Tous les cinéastes qui ont filmé L’homme invisible ont été confrontés au même dilemme. Comment rendre visible ce qui est censé ne pas l’être ? Peu d’acteurs connus acceptent un rôle où ils n’apparaissent presque pas. Pourtant un homme invisible n’est pas absent. La version la plus singulière est certainement celle de James Whale en 1933. Cela est dû en partie au choix de l’acteur principal, le comédien de théâtre Claude Rains, dont c’est ici le premier rôle au cinéma. Il fut choisi pour sa voix rauque et éraillée, conséquence d’une exposition à des gaz toxiques pendant la Première Guerre mondiale. Au début du cinéma parlant, sa voix fonctionne comme une forme en tant que telle. À l’heure des effets spéciaux encore bricolés, Whale développe par ailleurs une technique de présence négative par le déplacement ou la modification d’objets : coussin de fauteuils enfoncés, pyjama porté, cigarette allumée, poussette renversée, etc. Ces actions, par défaut, rendent le film très plastique.
Qui n’a pas rêvé un jour d’être invisible ? Se retrouver seul, enfermé la nuit dans un supermarché. Traîner dans les cuisines des grands chefs. Dormir dans les caves de Romanée-Conti. S’inviter dans les fêtes du show-biz et pisser dans tous les sacs. Se servir grassement en liquide dans les caisses d’une banque offshore. Dormir dans les plus grands palaces. Voyager gratuitement, tout le temps, partout. Harceler nos pires ennemis. Foutre la panique à la Bourse
L’homme invisible peut pratiquement tout se permettre ; sa transparence le protège contre tous les forfaits. Il peut changer le cours du monde. De tous les héros, il est pourtant le seul à souffrir de solitude, le seul qui ne soit pas survitaminé, aussi faible qu’une mouche désailée. Il peut tout se permettre, mais l’invisibilité n’est pas facile à assumer.

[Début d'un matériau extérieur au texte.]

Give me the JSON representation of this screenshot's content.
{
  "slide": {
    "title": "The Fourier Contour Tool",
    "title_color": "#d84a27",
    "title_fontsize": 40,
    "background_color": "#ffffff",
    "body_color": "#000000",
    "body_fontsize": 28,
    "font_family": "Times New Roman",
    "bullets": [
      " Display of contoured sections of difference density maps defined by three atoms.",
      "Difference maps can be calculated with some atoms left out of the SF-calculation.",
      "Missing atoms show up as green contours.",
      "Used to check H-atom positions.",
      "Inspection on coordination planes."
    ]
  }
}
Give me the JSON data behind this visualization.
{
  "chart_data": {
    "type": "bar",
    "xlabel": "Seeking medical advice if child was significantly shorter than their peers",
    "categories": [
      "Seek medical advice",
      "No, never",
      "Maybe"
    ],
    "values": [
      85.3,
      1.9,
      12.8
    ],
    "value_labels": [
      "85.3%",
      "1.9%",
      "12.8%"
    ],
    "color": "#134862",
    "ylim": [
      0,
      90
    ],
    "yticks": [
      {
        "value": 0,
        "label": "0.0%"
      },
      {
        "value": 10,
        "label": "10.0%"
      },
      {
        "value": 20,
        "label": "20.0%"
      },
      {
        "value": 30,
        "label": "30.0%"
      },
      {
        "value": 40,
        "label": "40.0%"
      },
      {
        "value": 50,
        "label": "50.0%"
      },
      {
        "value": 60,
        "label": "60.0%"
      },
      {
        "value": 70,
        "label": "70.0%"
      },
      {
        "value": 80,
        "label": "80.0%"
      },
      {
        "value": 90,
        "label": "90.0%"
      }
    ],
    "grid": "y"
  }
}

L’idéal serait d’inventer la transparence à temps partiel, sur simple commande. Appuyer sur un bouton cousu dans l’ourlet de sa veste afin de sélectionner la durée d’efficience de la transparence, accomplir une enquête en toute discrétion. Un vrai James Bond, nouvelle tendance, sans gadgets, sans grosses bagnoles, sans belles poupées. Être bien sûr le seul à disposer de ce pouvoir inventé uniquement pour soi. Si tout le monde devenait invisible la transparence n’aurait plus aucun sens.